Kevin B. answered • 11/23/22
Enthusiastic Orgo Professor Can Help You Unlock Organic Chemistry
This content would be covered in your textbook section on SN2 and E2 reactions. If you haven't gone there yet to figure it out on your own, I strongly recommend doing so before reading on. Building the skill to solve your own problems with the resources you already have is very important for most classes, but perhaps especially so for organic chemistry....
Given the conditions, this would be a competition between an E2 elimination and an SN2 substitution. The ethoxide (CH3CH2O-, from dissociation of sodium ethoxide in the ethanol solvent) is both an excellent nucleophile and a strong base, so it could cause either one of those reaction mechanisms. With a protic solvent (ethanol), the rate of SN2 is decreased by hydrogen bonding of the solvent on the anionic nucleophile. This is especially true for the secondary substrate (3-bromohexane) -- primary halides will often do SN2 reaction well even in protic solvents, but secondary halides usually do not. As such, I would suspect the major products would be E2 products -- but I would expect some (a minor amount) of SN2 substitution to occur along with it.
If SN2 occurs, the CH3CH2O- nucleophile would simply replace the -Br, making 3-ethoxyhexane. Although you were not given stereochemical configuration of the reactant (C3 is a chiral center), the SN2 would go through inversion, so if you had started with a single enantiomer, your product would be the single enantiomer formed through an inversion of configuration. Without configuration of the reactant specified, one would assume it is racemic, so both enantiomers of the product would be formed.
For elimination, there are two pairs of beta-hydrogen atoms -- the two on C2, and the two on C4. (E2 reactions occur when a hydrogen is removed from a carbon ADJACENT to the carbon bearing the leaving group.) Removing one of the H's on C2 to drive the elimination would make 2-hexene; removing a hydrogen from C4 would form 3-hexene.
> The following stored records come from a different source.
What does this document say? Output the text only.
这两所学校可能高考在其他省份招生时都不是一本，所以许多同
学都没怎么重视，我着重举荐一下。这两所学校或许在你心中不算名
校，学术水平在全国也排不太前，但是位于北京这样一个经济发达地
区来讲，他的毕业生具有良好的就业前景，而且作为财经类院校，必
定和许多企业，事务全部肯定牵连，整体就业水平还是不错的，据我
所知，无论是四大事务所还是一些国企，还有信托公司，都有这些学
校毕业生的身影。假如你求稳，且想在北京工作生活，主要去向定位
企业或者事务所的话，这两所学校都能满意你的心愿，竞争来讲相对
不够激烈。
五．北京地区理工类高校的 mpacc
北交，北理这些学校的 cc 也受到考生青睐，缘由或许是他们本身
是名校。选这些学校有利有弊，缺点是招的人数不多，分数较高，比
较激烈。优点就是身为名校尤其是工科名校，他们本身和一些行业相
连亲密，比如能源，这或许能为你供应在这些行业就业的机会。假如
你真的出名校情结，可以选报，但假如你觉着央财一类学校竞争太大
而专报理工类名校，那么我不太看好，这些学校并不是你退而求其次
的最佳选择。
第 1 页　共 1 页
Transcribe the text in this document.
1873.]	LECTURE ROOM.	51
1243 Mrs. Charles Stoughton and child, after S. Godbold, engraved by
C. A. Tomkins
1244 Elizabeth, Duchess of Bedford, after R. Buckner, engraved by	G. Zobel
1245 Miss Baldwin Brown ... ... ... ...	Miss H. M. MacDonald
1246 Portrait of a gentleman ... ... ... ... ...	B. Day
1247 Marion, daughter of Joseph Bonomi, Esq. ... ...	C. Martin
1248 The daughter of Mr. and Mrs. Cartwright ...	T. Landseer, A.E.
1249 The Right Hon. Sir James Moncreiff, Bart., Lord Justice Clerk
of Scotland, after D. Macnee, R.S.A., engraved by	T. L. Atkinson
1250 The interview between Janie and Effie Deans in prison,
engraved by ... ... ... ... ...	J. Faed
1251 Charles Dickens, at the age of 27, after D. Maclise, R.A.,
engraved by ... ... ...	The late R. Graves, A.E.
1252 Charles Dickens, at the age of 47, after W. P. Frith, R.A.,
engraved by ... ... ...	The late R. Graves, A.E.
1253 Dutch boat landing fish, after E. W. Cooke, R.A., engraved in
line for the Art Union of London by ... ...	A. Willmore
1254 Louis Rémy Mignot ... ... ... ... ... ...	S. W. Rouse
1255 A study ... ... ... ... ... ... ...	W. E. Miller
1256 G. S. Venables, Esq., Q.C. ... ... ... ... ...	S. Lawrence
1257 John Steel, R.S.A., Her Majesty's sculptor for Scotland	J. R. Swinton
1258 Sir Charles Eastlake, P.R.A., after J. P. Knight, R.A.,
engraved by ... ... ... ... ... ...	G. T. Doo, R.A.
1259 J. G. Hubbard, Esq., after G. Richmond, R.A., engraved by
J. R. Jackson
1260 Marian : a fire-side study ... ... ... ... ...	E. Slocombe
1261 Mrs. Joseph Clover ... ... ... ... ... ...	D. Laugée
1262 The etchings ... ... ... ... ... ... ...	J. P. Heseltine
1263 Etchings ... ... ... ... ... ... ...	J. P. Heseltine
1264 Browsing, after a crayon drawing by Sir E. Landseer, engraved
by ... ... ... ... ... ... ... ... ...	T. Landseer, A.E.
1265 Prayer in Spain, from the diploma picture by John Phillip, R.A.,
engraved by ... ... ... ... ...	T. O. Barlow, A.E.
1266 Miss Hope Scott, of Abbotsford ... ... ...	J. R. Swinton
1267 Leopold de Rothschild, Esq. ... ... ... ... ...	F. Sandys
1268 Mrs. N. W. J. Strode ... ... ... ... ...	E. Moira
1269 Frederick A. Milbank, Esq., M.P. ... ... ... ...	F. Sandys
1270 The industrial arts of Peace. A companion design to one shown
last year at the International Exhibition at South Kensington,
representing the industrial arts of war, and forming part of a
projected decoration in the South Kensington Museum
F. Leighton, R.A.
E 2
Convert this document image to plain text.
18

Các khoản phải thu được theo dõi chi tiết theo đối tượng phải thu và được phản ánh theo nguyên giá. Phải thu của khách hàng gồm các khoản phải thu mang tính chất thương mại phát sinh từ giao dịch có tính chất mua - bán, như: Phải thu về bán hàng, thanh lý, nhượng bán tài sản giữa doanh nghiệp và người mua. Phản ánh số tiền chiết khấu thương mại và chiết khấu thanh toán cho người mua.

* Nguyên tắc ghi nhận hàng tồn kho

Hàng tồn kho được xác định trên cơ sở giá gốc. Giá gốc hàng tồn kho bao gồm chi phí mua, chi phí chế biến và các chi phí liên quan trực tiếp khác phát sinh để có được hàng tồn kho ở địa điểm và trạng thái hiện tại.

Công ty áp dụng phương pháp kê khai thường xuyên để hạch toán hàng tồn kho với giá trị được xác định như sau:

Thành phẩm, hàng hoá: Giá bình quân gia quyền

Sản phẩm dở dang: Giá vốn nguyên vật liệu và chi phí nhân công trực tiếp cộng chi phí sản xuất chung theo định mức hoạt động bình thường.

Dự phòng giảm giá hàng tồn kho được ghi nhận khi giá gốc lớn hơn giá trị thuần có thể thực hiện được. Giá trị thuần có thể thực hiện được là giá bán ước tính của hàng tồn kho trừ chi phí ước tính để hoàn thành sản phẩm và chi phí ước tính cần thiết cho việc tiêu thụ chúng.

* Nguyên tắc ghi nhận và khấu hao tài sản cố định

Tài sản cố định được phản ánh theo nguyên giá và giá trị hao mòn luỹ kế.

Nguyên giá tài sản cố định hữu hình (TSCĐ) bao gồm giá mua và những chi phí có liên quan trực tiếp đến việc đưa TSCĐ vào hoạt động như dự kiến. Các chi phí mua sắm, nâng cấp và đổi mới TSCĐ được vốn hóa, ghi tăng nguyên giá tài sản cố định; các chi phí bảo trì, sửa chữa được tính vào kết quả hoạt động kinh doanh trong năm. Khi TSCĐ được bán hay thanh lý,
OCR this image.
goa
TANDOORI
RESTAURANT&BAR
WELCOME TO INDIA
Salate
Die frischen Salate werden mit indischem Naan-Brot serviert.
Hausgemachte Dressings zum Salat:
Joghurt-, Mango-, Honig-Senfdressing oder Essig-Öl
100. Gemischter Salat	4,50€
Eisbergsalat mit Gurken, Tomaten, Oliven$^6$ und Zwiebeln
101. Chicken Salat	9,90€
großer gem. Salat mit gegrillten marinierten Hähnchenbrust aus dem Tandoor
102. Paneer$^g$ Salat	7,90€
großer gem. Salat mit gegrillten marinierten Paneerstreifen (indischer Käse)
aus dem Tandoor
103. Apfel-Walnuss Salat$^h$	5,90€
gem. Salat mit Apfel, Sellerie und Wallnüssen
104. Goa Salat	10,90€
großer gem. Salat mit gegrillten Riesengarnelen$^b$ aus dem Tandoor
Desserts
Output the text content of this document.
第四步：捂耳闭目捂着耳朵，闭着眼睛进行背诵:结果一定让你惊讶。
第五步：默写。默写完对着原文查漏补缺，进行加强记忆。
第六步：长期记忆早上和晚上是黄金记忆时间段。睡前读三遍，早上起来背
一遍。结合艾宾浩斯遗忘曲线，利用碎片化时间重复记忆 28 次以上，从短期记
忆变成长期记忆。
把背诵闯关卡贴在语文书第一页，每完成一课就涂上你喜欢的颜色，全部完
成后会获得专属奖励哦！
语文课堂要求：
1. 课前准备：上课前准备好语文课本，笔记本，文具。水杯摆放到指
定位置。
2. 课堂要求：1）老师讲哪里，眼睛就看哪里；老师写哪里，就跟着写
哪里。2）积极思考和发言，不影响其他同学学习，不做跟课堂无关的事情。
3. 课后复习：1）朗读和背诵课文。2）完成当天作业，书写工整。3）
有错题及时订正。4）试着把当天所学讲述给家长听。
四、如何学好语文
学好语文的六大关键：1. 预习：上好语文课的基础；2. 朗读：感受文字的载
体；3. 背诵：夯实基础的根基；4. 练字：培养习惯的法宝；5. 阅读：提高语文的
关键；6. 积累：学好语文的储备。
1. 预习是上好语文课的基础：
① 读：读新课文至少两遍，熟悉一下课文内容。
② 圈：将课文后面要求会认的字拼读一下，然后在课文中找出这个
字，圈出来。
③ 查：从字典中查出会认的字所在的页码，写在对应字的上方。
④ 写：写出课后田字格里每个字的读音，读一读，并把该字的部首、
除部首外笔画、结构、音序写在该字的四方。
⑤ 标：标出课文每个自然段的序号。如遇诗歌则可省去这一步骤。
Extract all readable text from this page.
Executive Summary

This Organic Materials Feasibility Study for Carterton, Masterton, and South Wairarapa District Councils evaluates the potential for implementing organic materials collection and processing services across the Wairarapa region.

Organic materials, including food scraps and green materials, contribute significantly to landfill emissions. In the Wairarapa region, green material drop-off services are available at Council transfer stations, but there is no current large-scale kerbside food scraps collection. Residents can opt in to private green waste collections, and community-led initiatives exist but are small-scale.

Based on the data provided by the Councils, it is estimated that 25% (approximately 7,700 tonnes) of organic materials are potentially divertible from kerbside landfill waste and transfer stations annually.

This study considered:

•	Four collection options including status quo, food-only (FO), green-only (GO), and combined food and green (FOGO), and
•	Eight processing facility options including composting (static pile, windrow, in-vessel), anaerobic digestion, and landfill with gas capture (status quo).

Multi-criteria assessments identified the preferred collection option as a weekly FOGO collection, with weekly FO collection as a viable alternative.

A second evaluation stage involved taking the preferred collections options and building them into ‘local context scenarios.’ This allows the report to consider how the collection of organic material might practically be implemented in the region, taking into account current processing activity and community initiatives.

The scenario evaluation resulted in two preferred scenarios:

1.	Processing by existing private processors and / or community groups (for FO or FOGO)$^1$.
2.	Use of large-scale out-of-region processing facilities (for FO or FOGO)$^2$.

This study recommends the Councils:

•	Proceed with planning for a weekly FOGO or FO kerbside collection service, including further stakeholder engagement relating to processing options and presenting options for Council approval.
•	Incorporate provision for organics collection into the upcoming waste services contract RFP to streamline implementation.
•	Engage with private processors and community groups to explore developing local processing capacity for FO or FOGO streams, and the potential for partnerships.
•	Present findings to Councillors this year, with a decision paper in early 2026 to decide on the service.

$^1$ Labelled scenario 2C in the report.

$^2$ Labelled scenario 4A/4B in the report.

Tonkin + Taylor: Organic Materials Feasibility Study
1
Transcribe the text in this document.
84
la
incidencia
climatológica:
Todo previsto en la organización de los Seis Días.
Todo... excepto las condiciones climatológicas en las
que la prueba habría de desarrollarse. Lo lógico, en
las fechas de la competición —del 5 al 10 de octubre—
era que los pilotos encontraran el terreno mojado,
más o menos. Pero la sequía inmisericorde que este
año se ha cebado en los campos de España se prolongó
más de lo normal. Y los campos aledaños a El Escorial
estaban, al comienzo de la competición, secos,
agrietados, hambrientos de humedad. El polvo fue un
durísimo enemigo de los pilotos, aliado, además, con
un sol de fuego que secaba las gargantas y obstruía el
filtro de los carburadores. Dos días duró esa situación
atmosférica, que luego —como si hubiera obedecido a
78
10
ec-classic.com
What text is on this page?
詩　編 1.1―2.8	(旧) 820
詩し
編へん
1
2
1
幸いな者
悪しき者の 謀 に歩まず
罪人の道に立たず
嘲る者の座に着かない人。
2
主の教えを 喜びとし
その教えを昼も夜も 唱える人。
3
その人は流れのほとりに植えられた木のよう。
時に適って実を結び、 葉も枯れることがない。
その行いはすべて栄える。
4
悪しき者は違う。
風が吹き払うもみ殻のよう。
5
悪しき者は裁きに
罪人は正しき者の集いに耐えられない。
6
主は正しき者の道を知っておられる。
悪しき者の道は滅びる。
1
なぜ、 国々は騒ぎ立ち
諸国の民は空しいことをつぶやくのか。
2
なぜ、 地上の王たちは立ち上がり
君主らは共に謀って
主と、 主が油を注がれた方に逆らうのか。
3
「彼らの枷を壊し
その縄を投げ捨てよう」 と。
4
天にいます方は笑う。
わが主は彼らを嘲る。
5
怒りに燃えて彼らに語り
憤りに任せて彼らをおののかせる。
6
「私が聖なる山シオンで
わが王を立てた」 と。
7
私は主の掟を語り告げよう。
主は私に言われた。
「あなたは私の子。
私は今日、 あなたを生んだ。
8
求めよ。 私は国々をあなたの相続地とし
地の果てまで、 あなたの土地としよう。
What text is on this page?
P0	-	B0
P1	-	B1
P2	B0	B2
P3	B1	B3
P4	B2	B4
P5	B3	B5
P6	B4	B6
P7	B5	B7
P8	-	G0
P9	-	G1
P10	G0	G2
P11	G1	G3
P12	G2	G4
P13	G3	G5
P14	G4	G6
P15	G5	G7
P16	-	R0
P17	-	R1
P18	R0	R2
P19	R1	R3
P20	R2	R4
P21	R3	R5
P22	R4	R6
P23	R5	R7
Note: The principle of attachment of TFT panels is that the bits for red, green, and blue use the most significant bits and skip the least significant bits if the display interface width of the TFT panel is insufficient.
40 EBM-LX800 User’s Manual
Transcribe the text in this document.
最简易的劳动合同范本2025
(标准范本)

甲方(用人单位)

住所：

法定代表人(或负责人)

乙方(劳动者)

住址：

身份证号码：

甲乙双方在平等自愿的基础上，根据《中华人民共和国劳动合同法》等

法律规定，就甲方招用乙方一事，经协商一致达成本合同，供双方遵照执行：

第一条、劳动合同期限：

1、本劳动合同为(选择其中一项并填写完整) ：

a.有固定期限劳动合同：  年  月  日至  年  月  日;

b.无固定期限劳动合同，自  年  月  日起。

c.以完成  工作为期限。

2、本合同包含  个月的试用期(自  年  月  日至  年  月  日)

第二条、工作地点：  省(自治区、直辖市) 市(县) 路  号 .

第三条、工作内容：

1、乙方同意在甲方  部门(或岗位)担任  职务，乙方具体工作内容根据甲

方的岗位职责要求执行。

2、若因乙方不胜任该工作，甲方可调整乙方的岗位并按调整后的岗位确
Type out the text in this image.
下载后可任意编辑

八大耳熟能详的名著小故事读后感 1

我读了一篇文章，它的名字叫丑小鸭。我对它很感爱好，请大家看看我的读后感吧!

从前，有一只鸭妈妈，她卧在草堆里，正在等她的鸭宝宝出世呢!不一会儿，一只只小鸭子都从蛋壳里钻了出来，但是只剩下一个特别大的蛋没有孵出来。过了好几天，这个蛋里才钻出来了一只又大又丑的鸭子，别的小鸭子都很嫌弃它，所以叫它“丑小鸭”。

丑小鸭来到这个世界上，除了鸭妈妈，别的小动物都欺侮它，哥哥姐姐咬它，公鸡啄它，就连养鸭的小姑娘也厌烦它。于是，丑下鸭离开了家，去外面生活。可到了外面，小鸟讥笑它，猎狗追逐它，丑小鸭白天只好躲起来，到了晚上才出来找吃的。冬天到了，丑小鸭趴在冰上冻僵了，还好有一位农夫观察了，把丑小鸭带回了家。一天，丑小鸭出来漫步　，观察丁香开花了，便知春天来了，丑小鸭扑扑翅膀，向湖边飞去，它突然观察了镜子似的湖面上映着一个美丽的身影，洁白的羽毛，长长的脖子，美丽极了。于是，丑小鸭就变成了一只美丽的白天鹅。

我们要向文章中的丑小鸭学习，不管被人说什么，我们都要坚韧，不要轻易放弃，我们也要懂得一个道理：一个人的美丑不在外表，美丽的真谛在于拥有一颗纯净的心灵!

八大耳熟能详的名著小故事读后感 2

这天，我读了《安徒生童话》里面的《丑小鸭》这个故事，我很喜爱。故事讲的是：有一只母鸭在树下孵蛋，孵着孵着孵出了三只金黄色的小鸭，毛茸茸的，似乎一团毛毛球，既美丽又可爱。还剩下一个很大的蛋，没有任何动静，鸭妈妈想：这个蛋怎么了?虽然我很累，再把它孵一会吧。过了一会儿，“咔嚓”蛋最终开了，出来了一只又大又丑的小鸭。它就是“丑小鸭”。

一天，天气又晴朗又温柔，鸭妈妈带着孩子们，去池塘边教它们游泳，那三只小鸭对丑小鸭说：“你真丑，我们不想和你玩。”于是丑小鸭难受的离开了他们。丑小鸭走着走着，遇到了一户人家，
Both of these isomers are equivalently substituted (both are disubstituted) so similar amounts of each constitutional isomer would be expected to form. (If one were more substituted than the other, that constitutional isomer would be expected to be major, as the base is not "big and bulky" so Zaitsev's rule would be followed.)
But both of those alkene isomers could be formed as either the cis or trans stereoisomers. There would be less cis than trans in each case, for steric reasons, but I would expect both stereoisomers to form.
In total there would be 5 (or six, depending on how you count the enantiomers of the ether product) different products formed. Trans-2-hexene and trans-3-hexene would be formed in similar amounts, and would be the two major products. Cis-2-hexene and cis-3-hexene would also be formed, but in smaller amounts. And I would expect the product formed in the smallest amount would be 3-ethoxyhexane (both enantiomers, assuming a racemic reactant). It's not impossible that the ethoxyhexane MIGHT be formed in a higher amount than the cis- isomers of hexene, depending on reaction conditions, but I doubt it would be the case in ethanol solvent.